In der Schweiz darf Hanf nicht als Pferdefutter verkauft werden – in Österreich und Deutschland sehr wohl.
In der Schweiz darf Hanf nicht als Pferdefutter verkauft werden – in Österreich und Deutschland sehr wohl. / Archivfoto: Martin Haller

Während in Deutschland und Österreich Hanf immer öfter als Pferdefutter eingesetzt wird, ist dies in der Schweiz verboten – allerdings nur noch bis Ende dieses Jahres, wie ein aktuelles Gerichtsverfahren zutage brachte.

 

In der Schweiz ist man mitunter etwas konservativer als anderswo – so auch in Sachen Hanf. Während Hanf in nahezu allen europäischen Ländern ein hochwertiges und beliebtes Tierfutter ist, darf es in der Schweiz nach der geltenden Futtermittelverordnung nicht an Nutztiere verfüttert werden – was auch für Pferde gilt. Ein 62-jähriger Hanfbauer wollte das nicht hinnehmen – begann mit dem systematischen Hanfanbau und vertreibt und bewirbt Hanf seit einigen Jahren auch aktiv als Pferdefutter. Im Jänner 2017 wurde er dafür vom Statthalteramt des Bezirks Meilen mit einer Geldstrafe von 600,– Franken belegt – auch weil ihm die notwendige Registrierung als Futtermittelbetrieb fehle. Der Hanfbauer wehrte sich gegen die drohende Bestrafung, machte vor Gericht eine Schlamperei des Forschungsinstituts Agroscope für die fehlende Registrierung verantwortlich und beteuerte die positive Wirkung seines Hanffutters für die Gesundheit der Pferde.

Im Zuge des ungewöhnlichen Verfahrens – das sogar der renommierten ,Neuen Zürcher Zeitung’ einen Bericht wert wart – führte der Verteidiger vor allem zwei Argumente für seinen Mandanten ins Treffen: Zum einen seien nicht alle Pferde als ,Nutztiere’ einzustufen, die im weitesten Sinn der Lebensmittelgewinnung dienen – daher sei auf sie die geltende Futtermittelverordnung gar nicht anzuwenden. Und zum anderen würden mit 1. Jänner 2018 neue Verordnungen zum Lebensmittelgesetz in Kraft treten, nach denen die Verfütterung von Hanf auch an Nutztiere, sofern diese keine Milch abgeben (also nicht ,laktieren’), ausdrücklich erlaubt wird.

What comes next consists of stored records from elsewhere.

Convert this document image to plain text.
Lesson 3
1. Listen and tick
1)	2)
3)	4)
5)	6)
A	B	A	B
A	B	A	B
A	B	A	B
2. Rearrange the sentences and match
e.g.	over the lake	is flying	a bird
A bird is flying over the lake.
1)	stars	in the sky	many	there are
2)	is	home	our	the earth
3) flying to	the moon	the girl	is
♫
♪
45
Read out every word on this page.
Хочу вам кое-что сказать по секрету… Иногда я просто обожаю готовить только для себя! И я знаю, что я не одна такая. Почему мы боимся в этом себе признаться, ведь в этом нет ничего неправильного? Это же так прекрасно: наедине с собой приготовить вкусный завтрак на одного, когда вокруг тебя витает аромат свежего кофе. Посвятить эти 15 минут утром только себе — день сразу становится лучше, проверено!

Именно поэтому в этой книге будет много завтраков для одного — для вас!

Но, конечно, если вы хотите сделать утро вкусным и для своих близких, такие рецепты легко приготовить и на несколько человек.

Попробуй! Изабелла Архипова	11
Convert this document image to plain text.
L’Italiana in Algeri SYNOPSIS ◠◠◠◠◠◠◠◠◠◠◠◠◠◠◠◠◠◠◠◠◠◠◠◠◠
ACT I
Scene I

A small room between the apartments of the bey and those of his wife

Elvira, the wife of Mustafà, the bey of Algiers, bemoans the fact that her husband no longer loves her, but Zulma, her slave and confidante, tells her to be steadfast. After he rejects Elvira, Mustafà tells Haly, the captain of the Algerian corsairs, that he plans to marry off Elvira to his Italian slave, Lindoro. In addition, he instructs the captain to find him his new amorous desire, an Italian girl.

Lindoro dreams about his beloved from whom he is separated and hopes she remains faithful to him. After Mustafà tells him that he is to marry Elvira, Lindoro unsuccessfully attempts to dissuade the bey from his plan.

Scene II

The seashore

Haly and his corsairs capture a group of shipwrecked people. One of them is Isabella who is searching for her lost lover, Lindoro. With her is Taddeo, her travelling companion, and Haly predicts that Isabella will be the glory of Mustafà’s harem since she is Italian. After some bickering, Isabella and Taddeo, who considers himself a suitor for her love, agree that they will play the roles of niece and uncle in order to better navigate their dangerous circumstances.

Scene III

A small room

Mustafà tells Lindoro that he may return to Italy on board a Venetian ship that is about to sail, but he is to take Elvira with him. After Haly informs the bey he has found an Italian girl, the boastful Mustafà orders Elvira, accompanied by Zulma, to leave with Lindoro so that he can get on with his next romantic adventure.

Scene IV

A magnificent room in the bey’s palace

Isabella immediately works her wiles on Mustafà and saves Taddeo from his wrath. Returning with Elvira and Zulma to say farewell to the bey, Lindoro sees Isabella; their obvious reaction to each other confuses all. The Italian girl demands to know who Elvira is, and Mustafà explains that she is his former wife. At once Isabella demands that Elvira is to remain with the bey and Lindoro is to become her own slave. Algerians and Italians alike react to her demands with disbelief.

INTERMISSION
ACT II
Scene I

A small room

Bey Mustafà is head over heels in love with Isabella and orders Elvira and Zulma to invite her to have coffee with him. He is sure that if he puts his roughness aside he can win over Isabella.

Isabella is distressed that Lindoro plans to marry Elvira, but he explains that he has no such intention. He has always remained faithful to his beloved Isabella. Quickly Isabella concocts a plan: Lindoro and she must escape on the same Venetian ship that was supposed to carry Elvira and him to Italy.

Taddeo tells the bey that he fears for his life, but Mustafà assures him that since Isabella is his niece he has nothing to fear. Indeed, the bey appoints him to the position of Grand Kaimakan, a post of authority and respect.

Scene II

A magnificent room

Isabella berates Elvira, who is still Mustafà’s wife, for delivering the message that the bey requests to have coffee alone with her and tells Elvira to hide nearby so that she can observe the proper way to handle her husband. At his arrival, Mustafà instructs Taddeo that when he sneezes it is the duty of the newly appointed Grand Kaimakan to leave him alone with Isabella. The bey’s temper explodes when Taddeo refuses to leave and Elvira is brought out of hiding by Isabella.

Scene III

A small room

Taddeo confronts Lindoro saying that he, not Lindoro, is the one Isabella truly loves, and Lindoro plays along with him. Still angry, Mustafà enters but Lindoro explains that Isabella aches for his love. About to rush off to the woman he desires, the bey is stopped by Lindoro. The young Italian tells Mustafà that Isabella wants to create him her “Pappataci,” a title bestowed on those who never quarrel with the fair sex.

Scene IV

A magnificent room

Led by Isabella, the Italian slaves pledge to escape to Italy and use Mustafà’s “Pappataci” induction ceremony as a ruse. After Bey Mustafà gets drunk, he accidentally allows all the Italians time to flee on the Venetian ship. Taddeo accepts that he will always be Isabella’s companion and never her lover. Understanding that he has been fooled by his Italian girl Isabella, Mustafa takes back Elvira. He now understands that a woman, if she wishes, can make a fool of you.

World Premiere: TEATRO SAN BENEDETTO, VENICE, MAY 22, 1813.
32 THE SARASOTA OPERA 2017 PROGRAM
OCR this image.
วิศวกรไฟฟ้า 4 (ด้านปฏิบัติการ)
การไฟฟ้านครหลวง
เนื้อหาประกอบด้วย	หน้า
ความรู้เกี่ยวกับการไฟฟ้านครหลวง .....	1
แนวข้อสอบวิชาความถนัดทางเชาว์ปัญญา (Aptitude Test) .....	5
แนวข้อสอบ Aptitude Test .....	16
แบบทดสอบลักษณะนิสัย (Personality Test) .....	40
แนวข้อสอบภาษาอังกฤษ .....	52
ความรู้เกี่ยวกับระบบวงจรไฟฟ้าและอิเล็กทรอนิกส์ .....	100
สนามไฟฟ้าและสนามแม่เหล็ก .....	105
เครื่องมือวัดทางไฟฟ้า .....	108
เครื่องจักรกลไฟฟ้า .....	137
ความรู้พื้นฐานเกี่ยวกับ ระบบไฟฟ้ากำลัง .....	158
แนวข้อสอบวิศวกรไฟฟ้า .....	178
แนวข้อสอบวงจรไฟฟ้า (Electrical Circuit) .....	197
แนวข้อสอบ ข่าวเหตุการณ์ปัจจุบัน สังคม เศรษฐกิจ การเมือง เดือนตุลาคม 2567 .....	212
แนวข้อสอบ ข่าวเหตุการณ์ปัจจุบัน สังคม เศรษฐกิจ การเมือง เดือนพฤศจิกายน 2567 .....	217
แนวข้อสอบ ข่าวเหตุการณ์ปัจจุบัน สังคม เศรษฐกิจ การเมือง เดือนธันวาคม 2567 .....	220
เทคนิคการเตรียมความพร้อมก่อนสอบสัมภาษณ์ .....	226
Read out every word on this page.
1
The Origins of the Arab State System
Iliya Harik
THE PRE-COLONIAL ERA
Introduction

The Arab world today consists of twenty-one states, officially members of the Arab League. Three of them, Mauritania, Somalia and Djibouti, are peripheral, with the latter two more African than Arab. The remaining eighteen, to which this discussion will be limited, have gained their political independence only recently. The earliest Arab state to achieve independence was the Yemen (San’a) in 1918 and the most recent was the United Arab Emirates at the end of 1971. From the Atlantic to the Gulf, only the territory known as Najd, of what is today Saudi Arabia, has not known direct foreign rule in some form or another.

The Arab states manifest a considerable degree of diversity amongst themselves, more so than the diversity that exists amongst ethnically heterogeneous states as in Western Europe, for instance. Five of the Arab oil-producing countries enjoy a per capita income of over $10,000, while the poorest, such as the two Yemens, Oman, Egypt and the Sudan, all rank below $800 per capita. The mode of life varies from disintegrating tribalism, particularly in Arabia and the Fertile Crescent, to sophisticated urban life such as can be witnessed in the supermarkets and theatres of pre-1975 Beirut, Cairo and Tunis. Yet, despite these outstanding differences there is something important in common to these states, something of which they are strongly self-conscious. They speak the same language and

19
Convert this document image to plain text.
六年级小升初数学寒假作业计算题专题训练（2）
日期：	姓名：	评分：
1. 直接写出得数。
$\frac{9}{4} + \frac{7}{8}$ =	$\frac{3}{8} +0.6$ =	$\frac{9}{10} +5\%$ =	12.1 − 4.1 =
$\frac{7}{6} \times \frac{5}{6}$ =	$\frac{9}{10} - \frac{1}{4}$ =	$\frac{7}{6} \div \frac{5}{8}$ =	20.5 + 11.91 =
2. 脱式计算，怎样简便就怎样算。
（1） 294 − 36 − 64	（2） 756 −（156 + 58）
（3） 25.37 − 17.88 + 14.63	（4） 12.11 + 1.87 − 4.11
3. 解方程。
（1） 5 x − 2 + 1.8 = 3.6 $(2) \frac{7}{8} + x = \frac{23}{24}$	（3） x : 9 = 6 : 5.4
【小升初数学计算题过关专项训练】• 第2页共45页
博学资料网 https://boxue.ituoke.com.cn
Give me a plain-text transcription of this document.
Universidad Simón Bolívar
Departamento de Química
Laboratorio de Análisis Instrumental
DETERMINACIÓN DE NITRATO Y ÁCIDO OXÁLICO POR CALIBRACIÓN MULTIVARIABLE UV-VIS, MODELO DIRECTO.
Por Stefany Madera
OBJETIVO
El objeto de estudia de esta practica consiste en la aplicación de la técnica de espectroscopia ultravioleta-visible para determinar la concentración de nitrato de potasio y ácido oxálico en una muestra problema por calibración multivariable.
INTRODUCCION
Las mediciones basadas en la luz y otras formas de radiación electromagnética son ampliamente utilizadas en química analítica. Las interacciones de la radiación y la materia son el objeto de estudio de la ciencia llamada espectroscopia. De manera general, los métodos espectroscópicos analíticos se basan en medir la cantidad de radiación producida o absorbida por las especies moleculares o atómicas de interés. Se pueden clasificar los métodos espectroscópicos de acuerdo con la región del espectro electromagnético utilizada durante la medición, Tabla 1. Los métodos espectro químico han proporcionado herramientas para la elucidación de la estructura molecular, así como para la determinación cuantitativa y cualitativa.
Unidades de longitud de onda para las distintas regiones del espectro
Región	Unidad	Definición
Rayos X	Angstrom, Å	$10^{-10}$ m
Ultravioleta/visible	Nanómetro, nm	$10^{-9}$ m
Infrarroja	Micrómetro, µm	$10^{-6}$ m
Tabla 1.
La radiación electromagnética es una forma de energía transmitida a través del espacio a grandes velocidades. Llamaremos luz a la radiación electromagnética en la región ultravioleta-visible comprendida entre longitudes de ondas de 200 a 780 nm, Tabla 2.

Ob das Gericht diesen Argumenten folgt, bleibt abzuwarten – das Urteil wird schriftlich erfolgen. Doch selbst, wenn es bei der Geldbusse bleibt, dürfte dies den innovativen Hanfbauern vor keine große Probleme stellen – denn seine Geschäfte laufen offenbar ausgezeichnet, wie er auch vor dem Gericht erkennen ließ: Die Nachfrage in Europa werde immer grösser – und er sei mittlerweile in der Lage, 300 bis 500 Tonnen pro Jahr anzupflanzen. Er habe zwei eigene Treibhäuser, kaufe aber auch von anderen Bauern Hanf zu, um die Nachfrage zu befriedigen ...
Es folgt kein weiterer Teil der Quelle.